Se Paula ama seu filho de verdade? Se o traficante Juan se importa com o mal que causa a Paula? Se Teresa consente com o modo de vida de Juan? Se Chiron é homossexual? Se é difícil ser negro nos Estados Unidos? Nunca é dito nada sobre a estrutura que subjuga a comunidade negra de Miami aos guetos e a escolha do diretor pelas passagens do tempo na vida de Chiron naturalizam ainda mais a ideia de que o futuro é o mero passar dos dias para aquelas pessoas. Drogas, cadeia e a morte são parte dessa comunidade tanto quanto a proximidade do mar. O ótimo texto e as brilhantes atuações permitem que o subtexto grite em praticamente todos os quadros do filme. Não existe maniqueísmo. O que existe é a vida como o mar que desequilibra, que é ao mesmo tempo calmo e bravio e sem respostas. Comete-se erros, atos de coragem são omitidos. É um registro de olhares, e que olhares tristes. 

Vale o comentário sobre alguns trailers que antecederam a sessão: a história de um herói policial branco contra terroristas ameaçadores, a saga de vítimas indefesas perante um sequestrador com múltiplas personalidades. Maniqueísmo, maniqueísmo, maniqueísmo – Uma das especialidades de Hollywood. Moonlight é sobre fazer escolhas dentro de si quando se vive em um universo cercado, sem esperança.
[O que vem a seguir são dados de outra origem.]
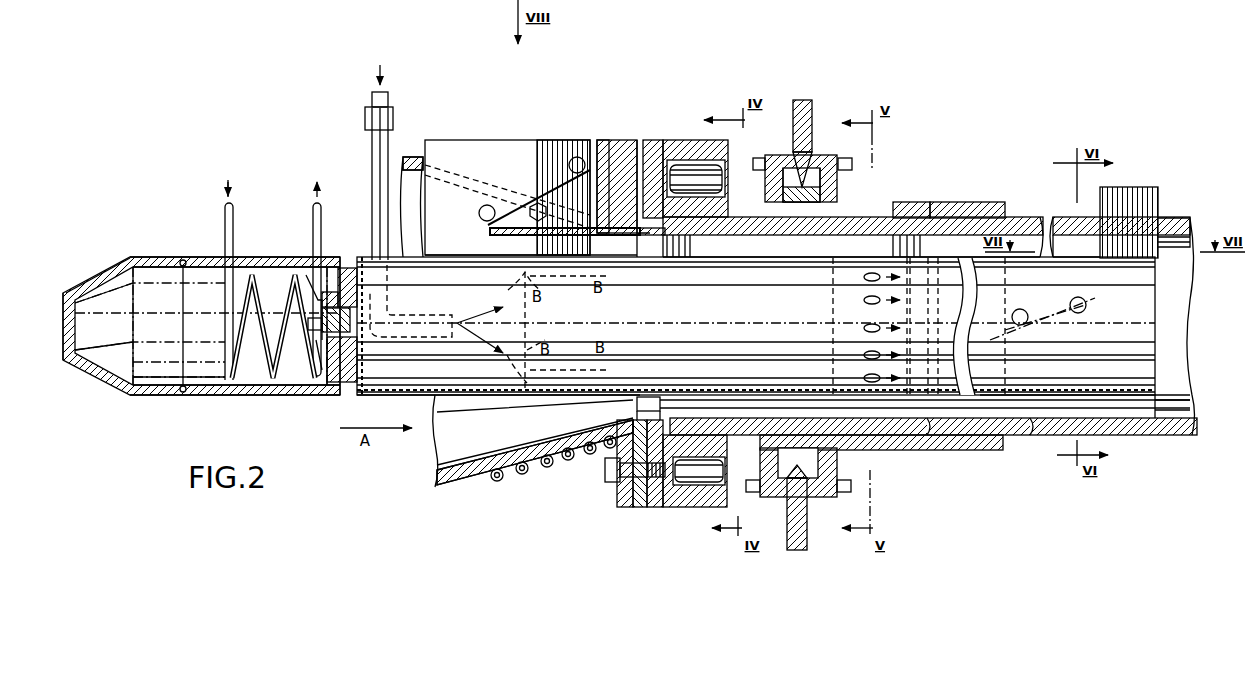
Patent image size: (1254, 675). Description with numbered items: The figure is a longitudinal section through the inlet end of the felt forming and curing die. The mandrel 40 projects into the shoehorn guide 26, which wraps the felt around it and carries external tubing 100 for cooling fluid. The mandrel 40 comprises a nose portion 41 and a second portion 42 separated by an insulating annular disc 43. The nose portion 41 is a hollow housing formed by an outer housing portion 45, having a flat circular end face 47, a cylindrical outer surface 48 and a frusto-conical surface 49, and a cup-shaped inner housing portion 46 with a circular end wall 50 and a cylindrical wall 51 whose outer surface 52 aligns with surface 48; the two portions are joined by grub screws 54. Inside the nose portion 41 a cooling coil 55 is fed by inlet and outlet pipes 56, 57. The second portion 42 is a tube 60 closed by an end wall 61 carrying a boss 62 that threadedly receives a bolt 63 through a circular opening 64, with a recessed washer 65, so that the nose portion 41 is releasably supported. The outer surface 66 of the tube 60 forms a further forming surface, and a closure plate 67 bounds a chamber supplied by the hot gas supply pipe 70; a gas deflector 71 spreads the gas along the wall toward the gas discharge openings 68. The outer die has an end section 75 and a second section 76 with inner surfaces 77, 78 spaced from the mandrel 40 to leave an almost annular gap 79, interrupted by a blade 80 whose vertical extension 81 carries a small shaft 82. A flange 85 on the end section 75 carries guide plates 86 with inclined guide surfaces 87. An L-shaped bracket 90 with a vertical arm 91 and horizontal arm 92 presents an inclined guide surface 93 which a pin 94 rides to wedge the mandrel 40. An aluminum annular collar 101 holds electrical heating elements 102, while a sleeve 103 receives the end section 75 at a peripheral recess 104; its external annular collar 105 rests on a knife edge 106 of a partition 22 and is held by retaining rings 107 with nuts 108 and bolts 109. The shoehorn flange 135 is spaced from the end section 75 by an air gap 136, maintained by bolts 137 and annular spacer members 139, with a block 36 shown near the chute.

The partition 22 is at (812, 118).
The shoehorn guide 26 is at (408, 160).
The block 36 is at (648, 405).
The mandrel 40 is at (312, 410).
The nose portion 41 is at (222, 400).
The second portion 42 is at (425, 401).
The annular disc 43 is at (346, 266).
The outer end housing portion 45 is at (151, 340).
The inner housing portion 46 is at (201, 340).
The flat circular end face 47 is at (65, 330).
The cylindrical peripheral outer surface 48 is at (140, 257).
The frusto-conical surface 49 is at (105, 276).
The circular end wall 50 is at (345, 396).
The cylindrical wall 51 is at (270, 394).
The cylindrical outer peripheral surface 52 is at (265, 258).
The grub screws 54 is at (185, 261).
The cooling coil 55 is at (226, 298).
The inlet pipe 56 is at (234, 225).
The outlet pipe 57 is at (322, 226).
The cylindrical wall 60 is at (756, 326).
The end wall 61 is at (388, 316).
The boss 62 is at (350, 330).
The bolt 63 is at (312, 331).
The circular opening 64 is at (320, 300).
The recessed washer 65 is at (315, 360).
The outer cylindrical surface 66 is at (423, 250).
The circular closure plate 67 is at (908, 305).
The gas discharge openings 68 is at (864, 328).
The hot gas supply pipe 70 is at (389, 196).
The cylindrical gas deflector 71 is at (490, 328).
The end section 75 is at (770, 236).
The second section 76 is at (1033, 222).
The cylindrical inner surface 77 is at (815, 236).
The cylindrical inner surface 78 is at (1065, 236).
The almost annular gap 79 is at (1153, 405).
The blade 80 is at (851, 246).
The vertical extension 81 is at (507, 197).
The small shaft 82 is at (584, 171).
The flange 85 is at (652, 145).
The guide plates 86 is at (564, 202).
The inclined guide surface 87 is at (494, 205).
The L-shaped bracket 90 is at (1160, 194).
The vertical arm 91 is at (1128, 222).
The horizontal arm 92 is at (1052, 308).
The inclined guide surface 93 is at (1011, 318).
The pin 94 is at (1087, 306).
The external tubing 100 is at (548, 470).
The annular collar 101 is at (672, 145).
The electrical heating elements 102 is at (695, 165).
The cylindrical sleeve 103 is at (950, 205).
The peripheral recess 104 is at (905, 210).
The external annular collar 105 is at (784, 195).
The knife edge 106 is at (822, 181).
The retaining rings 107 is at (766, 176).
The nuts 108 is at (845, 157).
The bolts 109 is at (758, 158).
The flange 135 is at (603, 145).
The air gap 136 is at (625, 148).
The bolt 137 is at (618, 495).
The annular spacer member 139 is at (640, 483).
Talvez não seja distante dizer que é um retrato triste de uma sociedade que valoriza esse simplismo patético e obliterante, pois fala de quem não é herói e nunca quis ser. 

No mundo machista em que vivemos parece estranho escutar da boca de Juan (retratado de forma esplêndida) a resposta doce e encorajadora, à sua maneira, à pergunta do pequeno Chiron sobre sua sexualidade. Porém pessoas reais também são assim, complexas, multifacetadas. É um erro afirmar que um traficante de drogas não o seria. O que interessa é ver essa complexidade naturalizada dentro daquele universo. O grande valor está em debater a sensibilidade nesse universo masculinizado sem torná-lo caricatural ou martirizante. A dicotomia homem forte/mulher sensível se dissolve aqui. Embora esteja marcada pelas forças antagônicas do filme. 

É lindo o rápido momento em que Chiron (ainda “Little”) foge das ondas que avançam a areia da praia para que, quando estas retornam ao mar, ele as siga dando murros e chutes no ar fingindo que a água só recua pela imposição de seu poder. Rapidamente corre na direção contrária graças ao novo rebote do mar. Talvez tenha repetido o gesto pela tarde toda. Metaforicamente, continua o repetindo pela vida toda.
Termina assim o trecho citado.